In early February, we published Becca Anderson’s prize-winning “Ghost Story,” selected by Tope Folarin as the winner of our Summer Short Story Award for New Writers. Today, we are excited to share with you her interview, in which we discuss her writing process and the inspiration for this powerful short story.
To start, congratulations! “Ghost Story” was selected by Tope Folarin as the grand prize winner for our 2019 Summer Short Story Award. It’s been published for almost two months, now. What was it like for you to win this award?
When I got the news, I had just boarded an extremely delayed flight. I only had enough time to reply to the email, text my parents, text a friend, and then I had to go into airplane mode. I think I spent the entire flight staring down at the e-mail telling me that I’d won. By the time I landed I’d convinced myself that some kind of mix-up had happened, and I would find an email correcting the mistake. Luckily, that wasn’t the case! The story has been up for nearly two months, now, and I’ve had some wonderful conversation with both people I know and strangers who have read it and liked it enough to reach out. It truly has been the biggest event in my writing career so far.
In Tope’s introduction to “Ghost Story”, he called it a “fantastic, moving story,” one that “calmly leads you along, and then you realize what’s happening, and it’s too late to protect yourself.” I think this is the perfect description for this piece, one that mirrors the narrator’s own experience in the story. What was it that first drew you to this narrative?

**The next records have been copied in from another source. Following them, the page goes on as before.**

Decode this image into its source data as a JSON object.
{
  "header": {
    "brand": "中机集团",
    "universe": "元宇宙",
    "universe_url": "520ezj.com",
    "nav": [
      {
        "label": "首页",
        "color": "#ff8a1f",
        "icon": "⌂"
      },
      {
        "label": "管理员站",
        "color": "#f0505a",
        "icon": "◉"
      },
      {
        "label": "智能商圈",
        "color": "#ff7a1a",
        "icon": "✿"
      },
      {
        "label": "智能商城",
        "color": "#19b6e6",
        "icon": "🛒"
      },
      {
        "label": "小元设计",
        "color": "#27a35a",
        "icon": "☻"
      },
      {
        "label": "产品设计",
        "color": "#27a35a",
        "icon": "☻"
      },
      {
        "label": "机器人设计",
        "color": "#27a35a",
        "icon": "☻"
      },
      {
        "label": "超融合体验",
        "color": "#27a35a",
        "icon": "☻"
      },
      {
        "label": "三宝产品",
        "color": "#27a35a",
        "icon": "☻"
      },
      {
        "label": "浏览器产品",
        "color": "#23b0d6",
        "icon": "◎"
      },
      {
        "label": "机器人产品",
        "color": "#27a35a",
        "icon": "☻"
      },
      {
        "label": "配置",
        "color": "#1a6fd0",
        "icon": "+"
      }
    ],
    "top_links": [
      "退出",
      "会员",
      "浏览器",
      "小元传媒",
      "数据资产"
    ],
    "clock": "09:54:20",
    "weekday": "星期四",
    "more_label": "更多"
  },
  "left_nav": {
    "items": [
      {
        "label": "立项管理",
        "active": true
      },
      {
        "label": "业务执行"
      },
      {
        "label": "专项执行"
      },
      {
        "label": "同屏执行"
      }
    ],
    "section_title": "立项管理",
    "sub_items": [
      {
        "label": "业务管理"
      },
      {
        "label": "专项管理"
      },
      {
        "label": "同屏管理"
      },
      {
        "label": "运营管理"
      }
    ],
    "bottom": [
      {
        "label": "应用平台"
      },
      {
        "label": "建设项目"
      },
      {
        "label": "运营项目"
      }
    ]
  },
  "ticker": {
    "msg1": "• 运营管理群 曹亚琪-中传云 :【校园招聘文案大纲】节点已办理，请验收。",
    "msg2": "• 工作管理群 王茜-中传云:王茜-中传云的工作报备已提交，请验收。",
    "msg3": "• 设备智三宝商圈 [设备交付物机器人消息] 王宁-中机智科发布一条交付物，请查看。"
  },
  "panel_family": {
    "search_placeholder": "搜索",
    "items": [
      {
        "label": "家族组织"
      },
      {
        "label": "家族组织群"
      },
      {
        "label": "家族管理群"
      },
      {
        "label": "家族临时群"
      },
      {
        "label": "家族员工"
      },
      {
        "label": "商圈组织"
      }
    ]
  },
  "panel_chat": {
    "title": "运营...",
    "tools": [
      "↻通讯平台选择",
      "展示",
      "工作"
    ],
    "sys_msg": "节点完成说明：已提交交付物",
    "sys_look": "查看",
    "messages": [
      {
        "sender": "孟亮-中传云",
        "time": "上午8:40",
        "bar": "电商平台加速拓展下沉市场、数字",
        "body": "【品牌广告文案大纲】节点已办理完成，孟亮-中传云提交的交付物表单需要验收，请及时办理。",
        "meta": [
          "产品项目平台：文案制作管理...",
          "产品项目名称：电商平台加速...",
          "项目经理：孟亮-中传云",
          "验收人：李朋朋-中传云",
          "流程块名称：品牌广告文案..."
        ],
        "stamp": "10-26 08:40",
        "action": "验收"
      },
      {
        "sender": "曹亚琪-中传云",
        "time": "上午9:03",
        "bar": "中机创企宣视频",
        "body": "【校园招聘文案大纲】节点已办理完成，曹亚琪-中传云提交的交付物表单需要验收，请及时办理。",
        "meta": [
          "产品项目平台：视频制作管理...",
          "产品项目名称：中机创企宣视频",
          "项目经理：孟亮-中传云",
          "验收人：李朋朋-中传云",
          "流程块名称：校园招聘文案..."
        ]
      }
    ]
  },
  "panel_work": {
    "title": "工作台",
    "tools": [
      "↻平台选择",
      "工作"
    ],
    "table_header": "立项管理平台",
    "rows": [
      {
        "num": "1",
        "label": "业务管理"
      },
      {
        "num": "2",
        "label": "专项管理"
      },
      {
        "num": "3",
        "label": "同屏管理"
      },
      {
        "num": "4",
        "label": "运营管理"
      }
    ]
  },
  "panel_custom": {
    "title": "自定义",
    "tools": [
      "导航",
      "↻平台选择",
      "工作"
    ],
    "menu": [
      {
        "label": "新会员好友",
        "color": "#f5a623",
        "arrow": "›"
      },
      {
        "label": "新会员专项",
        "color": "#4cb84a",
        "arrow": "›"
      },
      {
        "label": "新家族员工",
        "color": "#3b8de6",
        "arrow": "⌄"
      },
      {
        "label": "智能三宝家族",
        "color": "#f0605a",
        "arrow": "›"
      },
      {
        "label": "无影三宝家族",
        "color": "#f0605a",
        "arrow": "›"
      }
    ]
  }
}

For the past six years or so, I have been trying to find my way into a story where Bigfoot plays a pivotal role. “Ghost Story” is the most recent—and definitely most successful—failure in that quest. The original idea took place about twenty years after the last time Riley and Mia saw one another. I made it maybe a page before I started thinking about what caused their parting. It went from third person to first before settling into second. I became extremely interested in the idea of a flash-forward operating in the place of a flashback. As I was writing, I started to think about the story working like an interrogation, one where Mia is both the questioner and the questioned. I often find myself caught in circular thinking patterns—what if I’d done this or said that or went here?—that ultimately change nothing. I think a lot of us do. We all make choices that, while seemingly small in the moment, change the trajectories of our lives. The tragedy comes when we go over the same things again and again, as if that can somehow set things right.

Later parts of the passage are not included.